At the conclusion of his 10-year career, Leonhard went back to where it started in Wisconsin, asking Head Coach Pual Chryst to help with the defense. During 2015, Leonhard worked closely with current Baylor Head Coach and former LSU and Wisconsin DC, Dave Aranda. With the exit of Aranda to LSU in 2016, Leonhard joined as a DB coach under current Cal Head Coach Justin Wilcox. Leonhard would ascend to the DC position with the exit of Wilcox in 2017. The three years as DC have seen success under Leonhard, ending the 2017 season as the #5 team in Defensive Efficiency. Though there was a dip in 2018 (Wisconsin finished 8-5 and #35th in DEff), the Badgers were right back in the top 10 in DEff, finishing ninth in 2019.
With a defensive pedigree and a solid NFL career, Jim Leonhard is primed to be one of the top defensive minds going forward.
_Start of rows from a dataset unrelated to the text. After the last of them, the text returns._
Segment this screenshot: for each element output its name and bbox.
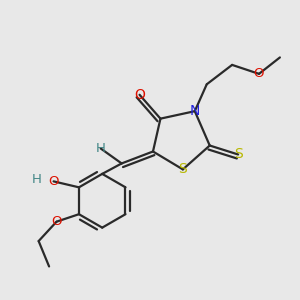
Text: O: O <box>51 215 62 228</box>
Text: H: H <box>32 173 42 186</box>
Text: O: O <box>254 68 264 80</box>
Text: H: H <box>96 142 106 155</box>
Text: O: O <box>134 88 145 102</box>
Text: N: N <box>190 104 200 118</box>
Text: S: S <box>234 148 242 161</box>
Text: S: S <box>178 162 187 176</box>
Text: O: O <box>48 175 59 188</box>
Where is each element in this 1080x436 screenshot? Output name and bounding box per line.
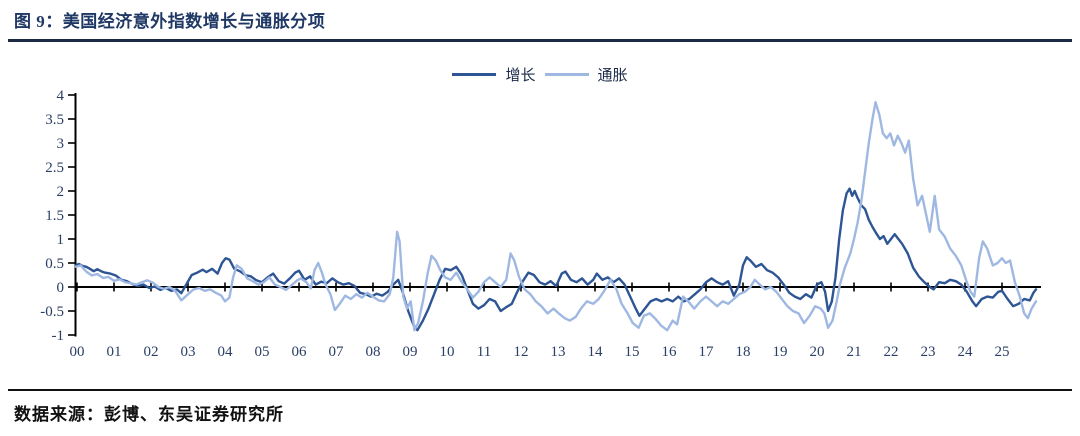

Leonard’s professional mentor, Rex Ryan, is considered by many a great defensive mind along with his college mentors in Wilcox and Aranda (who just won a National Title). One area of interest is the Badgers’ ability to get off the field on 3rd Down. Wisconsin led the nation in 3rd Down Defense, only allowing 27% of 3rd Downs to be gained.
In this article, MQ will take a look at Wisconsin’s defense against Oregon’s offense highlighted by a traditional Spread offense and an NFL prospect at QB. Though Wisconsin would lose (by one point) to the Ducks, the Badgers held Oregon to 3-of-10 on 3rd Down. MQ takes a look at Leonhard’s philosophy on attacking the Ducks by highlighting five of those stops.
Under Leonhard, the Badgers have been able to get off the field on 3rd Downs. As stated, in 2019 Wisconsin was tops in the land, holding opponents to 27% efficiency. 2018 was a down year overall for the Badgers, but in 2017 (under Wilcox), Leonhard’s first year as a full-time DB coach, the Badgers finished in at #5 in the nation on 3rd Down with 29% efficiency. The 2016 Aranda led Badgers to finish 4th at 27.9%. Needless to say, Leonhard has received a masterclass on stopping people on 3rd Down.
Similar to Aranda, Leonhard attacks offenses in a multitude of fronts, but not exotically like some other DCs. The Badgers opted to attack the Ducks from three main front structures: Jet (5s and 3s), Mug (ILBs in “A”), and Bear (Jet + Mike mugged on the center). Wisconsin runs a base 3-4 with two EDGE players as overhangs. EDGE is the “new” term for hybrid OLB/DEs. The boundary EDGE should be able to at least zone over the RB or cut the single WR. The field EDGE is a little more athletic but still tasked with being the primary force. This is similar to what Georgia is doing in their “Base” under Kirby Smart and other 3-4 hybrid DCs around the country.